The action to revoke the donation under this provision must be brought within five (5) years from the time the decree of absolute divorce has become final;
The effects on the divorced spouses with respect to intestate succession, testamentary dispositions, donations and insurance provisions on beneficiaries in accordance with the Family Code of the Philippines and jurisprudence will be observed; and
Status of legitimacy of children - the legitimate and adopted children of divorced parents shall retain their legal status and legitimacy; a child conceived or born within 300 days after the filing of a petition for absolute divorce shall be considered legitimate, unless the ground for divorce is the marital infidelity of the wife.
(I) Award for Damages. – The proper court may, as warranted by evidence, award actual, moral, and exemplary damages as provided for under the New Civil Code to the innocent spouse against the errant spouse.
(J) Conversion of Pending Petitions. - Parties who have pending petitions under Articles 36, 45, and 55 of the Family Code of the Philippines may convert their petitions to an action for absolute divorce under this Act without paying filing fees.
(K) Recognition of Reconciliation. - If the petitioners have agreed to reconcile, a corresponding joint manifestation under oath duly signed by them shall be filed with the same court where the petition for absolute divorce was filed with the interests of the children duly protected.

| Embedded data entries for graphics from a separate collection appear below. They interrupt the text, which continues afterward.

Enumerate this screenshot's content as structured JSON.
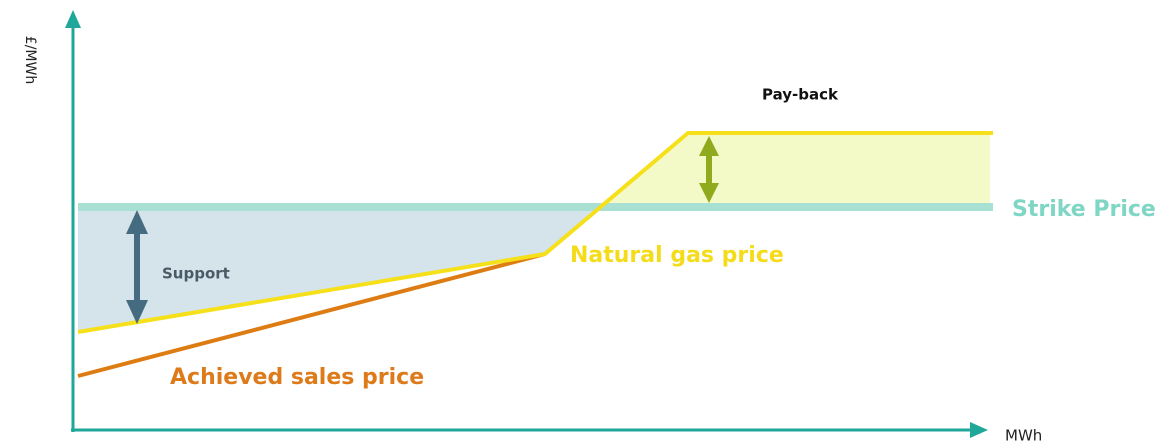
{
  "axes": {
    "y_label": "£/MWh",
    "x_label": "MWh"
  },
  "labels": {
    "payback": "Pay-back",
    "strike_price": "Strike Price",
    "natural_gas_price": "Natural gas price",
    "support": "Support",
    "achieved_sales_price": "Achieved sales price"
  }
}
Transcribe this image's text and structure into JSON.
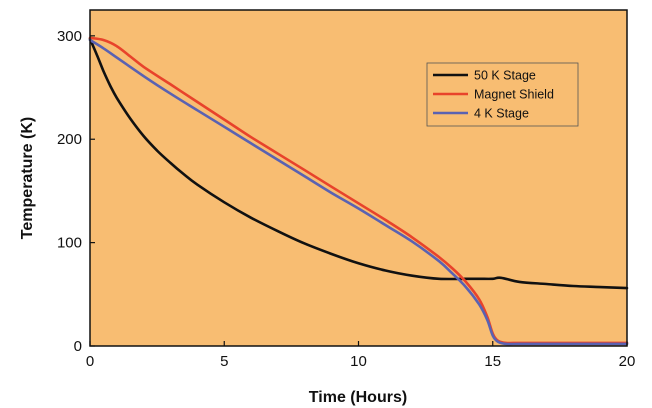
{
  "chart_data": {
    "type": "line",
    "xlabel": "Time (Hours)",
    "ylabel": "Temperature (K)",
    "xlim": [
      0,
      20
    ],
    "ylim": [
      0,
      325
    ],
    "xticks": [
      0,
      5,
      10,
      15,
      20
    ],
    "yticks": [
      0,
      100,
      200,
      300
    ],
    "grid": false,
    "legend_position": "top-right",
    "background_color": "#f8bd72",
    "series": [
      {
        "name": "50 K Stage",
        "color": "#111111",
        "x": [
          0,
          0.25,
          0.5,
          0.75,
          1,
          1.5,
          2,
          2.5,
          3,
          3.5,
          4,
          5,
          6,
          7,
          8,
          9,
          10,
          11,
          12,
          13,
          14,
          14.5,
          15,
          15.3,
          16,
          17,
          18,
          19,
          20
        ],
        "y": [
          297,
          282,
          266,
          252,
          240,
          220,
          203,
          189,
          177,
          166,
          156,
          139,
          124,
          111,
          99,
          89,
          80,
          73,
          68,
          65,
          65,
          65,
          65,
          66,
          62,
          60,
          58,
          57,
          56
        ]
      },
      {
        "name": "Magnet Shield",
        "color": "#e8432b",
        "x": [
          0,
          0.5,
          1,
          1.5,
          2,
          3,
          4,
          5,
          6,
          7,
          8,
          9,
          10,
          11,
          12,
          13,
          13.5,
          14,
          14.5,
          14.8,
          15,
          15.2,
          15.5,
          16,
          17,
          18,
          19,
          20
        ],
        "y": [
          298,
          296,
          290,
          280,
          270,
          253,
          236,
          219,
          202,
          186,
          170,
          154,
          138,
          122,
          105,
          86,
          75,
          62,
          45,
          28,
          12,
          5,
          3,
          3,
          3,
          3,
          3,
          3
        ]
      },
      {
        "name": "4 K Stage",
        "color": "#5a62b2",
        "x": [
          0,
          0.5,
          1,
          2,
          3,
          4,
          5,
          6,
          7,
          8,
          9,
          10,
          11,
          12,
          13,
          13.5,
          14,
          14.5,
          14.8,
          15,
          15.2,
          15.5,
          16,
          17,
          18,
          19,
          20
        ],
        "y": [
          296,
          288,
          279,
          261,
          244,
          228,
          212,
          196,
          180,
          164,
          148,
          133,
          117,
          101,
          82,
          70,
          57,
          40,
          25,
          10,
          4,
          2,
          2,
          2,
          2,
          2,
          2
        ]
      }
    ]
  }
}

(L) Any parent in default of providing the required child support under this Act shall be charged with contempt of court and be imposed a fine of:
Fifty thousand pesos (P50,000.00) for the first default,
One hundred thousand pesos (P100,000.00) for the second default, and
Two hundred thousand pesos (P200,000.00) each for the third and the succeeding defaults.
(M) Options and Remedies. – The concerned spouse shall have the option to file a petition for dissolution of marriage, annulment of marriage, or legal separation under Articles 36, 45, and 55, respectively, of the Family Code of the Philippines.
(N) Application for a Court-Assisted Petition. – A petitioner-spouse may apply for a court-assisted petition in obtaining absolute divorce. Upon approval of the application, the proper court shall waive the payment of all forms of filing fees and other costs of litigation and shall appoint a Counsel de oficio in favor of court-assisted petitioner or petitioners and shall assign such number of social workers, psychologists, and psychiatrists as may be necessary from a pool of accredited social workers and practitioners recognized by the Department of Social Welfare and Development (DSWD), and the Department of Justice (DOJ), to assist the petitioner free of charge.
“Court-assisted petitioner” refers to a petitioner-spouse who has personal or real properties not exceeding Two million five hundred thousand pesos (PhP2,500,000.00).
This divorce bill is an apt sequel to the Reproductive Health Law which the DSWD also supported, of which I am likewise the principal author.
In the RH Law, the central figure is the woman whose inherent right to freely determine the number and spacing of her children is protected.
Likewise, in the divorce bill the principal figure is the abused wife who needs to be liberated from an inordinately toxic marriage.
I optimistically hope that the 19th Congress will finally enact the Absolute Divorce Law and all of you will share in the jubilation.